Schell believes that the main value of VR is in helping students to visualize, rather than leave it to the imagination alone. As to the fact that VR has not yet made major inroads into the classroom, Schell compares this to the initial resistance to computers, in the eyes of educators “between 1978 and 1990.”
These days, of course, computers are no longer as expensive as they were up till the mid-eighties. And their value as educational tools is beyond dispute.
Cornell School District has been described as a “high poverty” area. But they were helped out by a $20,000 grant from the Allegheny Intermediate Unit, a regional public school service agency.
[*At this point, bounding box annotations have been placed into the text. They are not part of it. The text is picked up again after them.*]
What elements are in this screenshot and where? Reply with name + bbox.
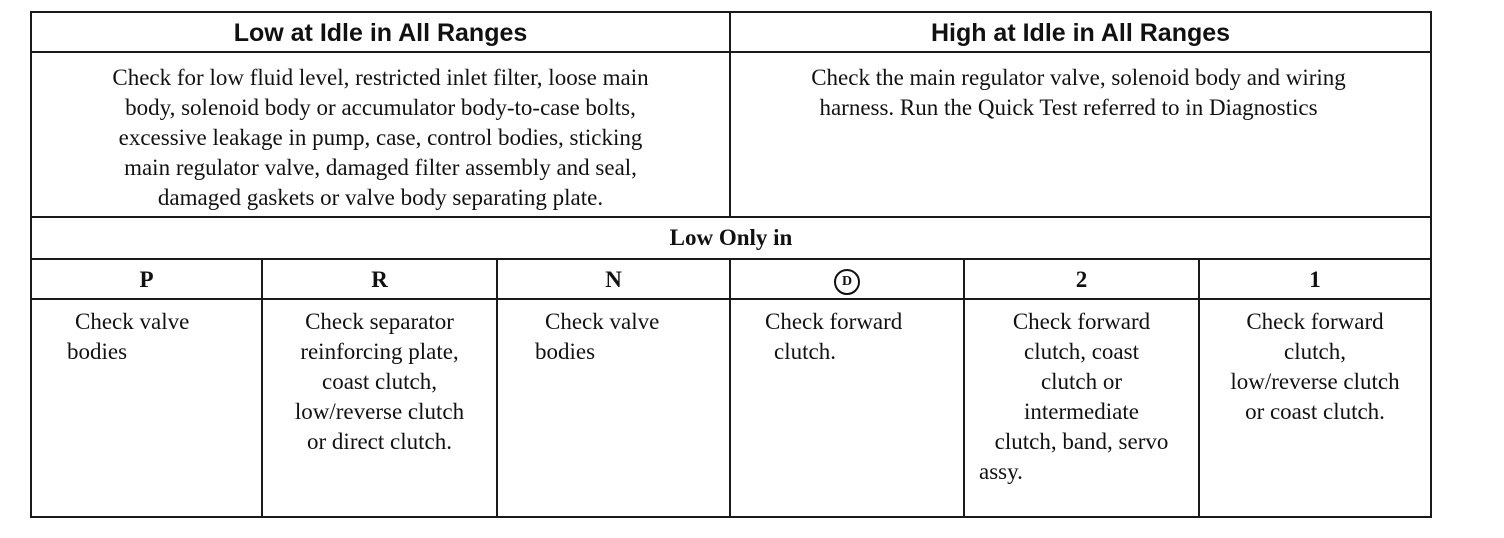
range-2-line: Check forward — [1012, 309, 1151, 334]
range-2-line: intermediate — [1024, 399, 1139, 424]
divider-col-3 — [729, 260, 731, 518]
rule-under-top-headers — [32, 51, 1430, 53]
range-1-line: Check forward — [1246, 309, 1384, 334]
circled-d-icon: D — [834, 269, 860, 295]
range-n-line: bodies — [535, 339, 596, 364]
range-p-text — [32, 307, 261, 367]
range-r-line: coast clutch, — [322, 369, 437, 394]
range-label-p: P — [139, 267, 154, 292]
range-d-line: Check forward — [765, 309, 903, 334]
low-at-idle-header: Low at Idle in All Ranges — [233, 19, 528, 47]
low-at-idle-line: Check for low fluid level, restricted inlet filter, loose main — [112, 65, 649, 90]
range-n-text — [498, 307, 729, 367]
low-at-idle-text — [32, 63, 729, 213]
high-at-idle-line: Check the main regulator valve, solenoid body and wiring — [811, 65, 1346, 90]
divider-col-2 — [496, 260, 498, 518]
range-r-line: or direct clutch. — [307, 429, 452, 454]
low-at-idle-line: body, solenoid body or accumulator body-to-case bolts, — [125, 95, 636, 120]
range-r-line: Check separator — [305, 309, 454, 334]
low-at-idle-line: main regulator valve, damaged filter assembly and seal, — [124, 155, 637, 180]
high-at-idle-text — [731, 63, 1426, 123]
range-p-line: bodies — [67, 339, 128, 364]
rule-under-range-labels — [32, 298, 1430, 300]
range-label-n: N — [605, 267, 622, 292]
high-at-idle-line: harness. Run the Quick Test referred to in Diagnostics — [819, 95, 1318, 120]
low-only-header: Low Only in — [669, 225, 793, 250]
range-d-line: clutch. — [774, 339, 836, 364]
range-label-2: 2 — [1075, 267, 1088, 292]
range-d-text — [731, 307, 963, 367]
range-2-text — [965, 307, 1198, 487]
low-at-idle-line: excessive leakage in pump, case, control bodies, sticking — [118, 125, 643, 150]
range-2-line: clutch, band, servo — [994, 429, 1169, 454]
range-1-line: or coast clutch. — [1245, 399, 1385, 424]
high-at-idle-header: High at Idle in All Ranges — [930, 19, 1231, 47]
range-label-1: 1 — [1309, 267, 1321, 292]
range-1-line: clutch, — [1284, 339, 1346, 364]
range-2-line: clutch or — [1040, 369, 1123, 394]
range-n-line: Check valve — [545, 309, 660, 334]
range-r-text — [263, 307, 496, 457]
range-1-line: low/reverse clutch — [1230, 369, 1400, 394]
range-1-text — [1200, 307, 1430, 427]
range-label-d — [731, 260, 963, 298]
range-2-line: assy. — [979, 459, 1023, 484]
range-2-line: clutch, coast — [1024, 339, 1139, 364]
diagnostic-table — [30, 11, 1432, 518]
range-r-line: reinforcing plate, — [300, 339, 459, 364]
low-at-idle-line: damaged gaskets or valve body separating plate. — [157, 185, 604, 210]
range-p-line: Check valve — [75, 309, 190, 334]
range-label-r: R — [371, 267, 388, 292]
range-r-line: low/reverse clutch — [294, 399, 465, 424]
This grant enabled them to buy 15 Google Daydream headsets, a similar number of Mattel View Master VR viewers and also 15 Google Pixel phones. The Daydream headsets were for the older students, while the younger ones got the Mattel View Masters.
In order to keep an eye on the situation, the teachers don’t wear headsets, but use iPads to monitor what the students are seeing. But it doesn’t stop there. The district has bought two 360-degree still cameras to enable the teachers to develop their own content.
It was in fact only after the school district bought the VR hardware - without a specific project in mind - that Carnegie Mellon University Entertainment Technology Center got involved. As the Voyage blog explains:
The idea started with a spark from Sharan [Shodhan]. He heard that the Cornell School, a high school in the Pittsburgh area, acquired a bunch of Google Daydreams and Pixels, but didn’t really have anything to do with them. Sharan wanted to combine the power of VR (great immersion, but somewhat isolating) with the power of the classroom (collaborating with your friends and working with the teachers). This turned into the idea to create a multiplayer VR experience for the classroom that we will integrate into the Cornell School at the end of the semester.
Thereafter the project was developed by the Carnegie-Mellon team, with feedback from the teachers and students at the school. The results were impressive. While the students found the app “cool” the teachers noticed that it was also a very effective learning tool. As history teacher Andrew Erwin said: “But with virtual reality, even with one try, I could tell that there is some educational value. The kids do remember facts better when they use virtual reality.”
So far, the team have merely been testing the waters. But as it’s now finding its way into the classroom, it’s only a matter of time before we see a whole lot more of it.